Até o advento do Decreto 1144/1861, que permitiu o casamento de não católicos, o casamento religioso era o único que produzia efeitos no Brasil. O casamento religioso foi substituído pelo casamento civil, pelo D 181/1890 (esta lei utilizou-se do termo divórcio no sentido de separação de corpos).

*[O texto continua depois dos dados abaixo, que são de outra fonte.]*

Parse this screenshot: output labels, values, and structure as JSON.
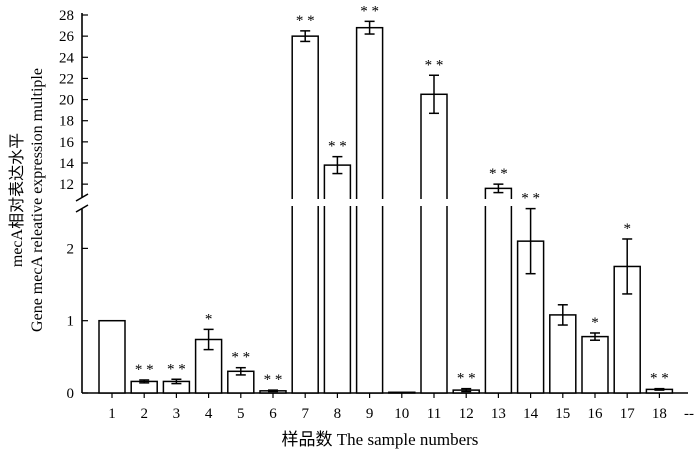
{
  "chart_data": {
    "type": "bar",
    "xlabel": "样品数 The sample numbers",
    "ylabel_cn": "mecA相对表达水平",
    "ylabel_en": "Gene mecA releative expression multiple",
    "trailing_xtick": "--",
    "axis_break": true,
    "lower_segment": {
      "ylim": [
        0,
        2.6
      ],
      "ticks": [
        0,
        1,
        2
      ]
    },
    "upper_segment": {
      "ylim": [
        10.5,
        28
      ],
      "ticks": [
        12,
        14,
        16,
        18,
        20,
        22,
        24,
        26,
        28
      ]
    },
    "bar_fill": "#ffffff",
    "bar_stroke": "#000000",
    "bars": [
      {
        "label": "1",
        "value": 1.0,
        "error": 0,
        "sig": ""
      },
      {
        "label": "2",
        "value": 0.16,
        "error": 0.02,
        "sig": "**"
      },
      {
        "label": "3",
        "value": 0.16,
        "error": 0.03,
        "sig": "**"
      },
      {
        "label": "4",
        "value": 0.74,
        "error": 0.14,
        "sig": "*"
      },
      {
        "label": "5",
        "value": 0.3,
        "error": 0.05,
        "sig": "**"
      },
      {
        "label": "6",
        "value": 0.03,
        "error": 0.01,
        "sig": "**"
      },
      {
        "label": "7",
        "value": 26.0,
        "error": 0.5,
        "sig": "**"
      },
      {
        "label": "8",
        "value": 13.8,
        "error": 0.8,
        "sig": "**"
      },
      {
        "label": "9",
        "value": 26.8,
        "error": 0.6,
        "sig": "**"
      },
      {
        "label": "10",
        "value": 0.01,
        "error": 0,
        "sig": ""
      },
      {
        "label": "11",
        "value": 20.5,
        "error": 1.8,
        "sig": "**"
      },
      {
        "label": "12",
        "value": 0.04,
        "error": 0.02,
        "sig": "**"
      },
      {
        "label": "13",
        "value": 11.6,
        "error": 0.4,
        "sig": "**"
      },
      {
        "label": "14",
        "value": 2.1,
        "error": 0.45,
        "sig": "**"
      },
      {
        "label": "15",
        "value": 1.08,
        "error": 0.14,
        "sig": ""
      },
      {
        "label": "16",
        "value": 0.78,
        "error": 0.05,
        "sig": "*"
      },
      {
        "label": "17",
        "value": 1.75,
        "error": 0.38,
        "sig": "*"
      },
      {
        "label": "18",
        "value": 0.05,
        "error": 0.01,
        "sig": "**"
      }
    ]
  }
}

A Constituição de 1934 criou o casamento religioso com efeitos civis. A L 379/37 regulou a matéria. O DL 3200/41 modificou em parte a L 379/37. A Constituição de 1946, nos art. 163, §§ 1.º e 2.º, permitiu o casamento religioso com efeito civil, quer a habilitação fosse prévia ou a posteriori, desde que feita inscrição no registro civil. A L 1110/50 regulou essas duas formas de casamento. A Constituição Federal de 1967 e o art. 175, §§ 2.º e 3.º, com redação alterada pela EC 1/1969, seguiram a mesma orientação. A LRP 71 a 75 revogou tacitamente a L 1110/50.

Apenas com o advento da EC 9/77, que acrescentou parágrafo ao CF/1969 175, tornou-se possível a dissolução do vínculo matrimonial, pelo divórcio. A L 6515/77, denominada Lei do Divórcio, também alterou o CC 1916 em várias partes, disciplinando a separação judicial no lugar do desquite.

Hoje, o casamento civil é previsto na CF 226 § 1.º como mecanismo jurídico de proteção da família, berço originante da vida, mas a Constituição Federal realça o fato de que as uniões de fato também devam ser respeitadas pelo Estado, para a proteção da prole. 9

45. Casamento civil e família institucionalizada

A instituição do casamento civil é, no sistema jurídico, pela evolução dos tempos, o mecanismo mais sujeito a críticas e a questionamentos. É muito mal compreendida.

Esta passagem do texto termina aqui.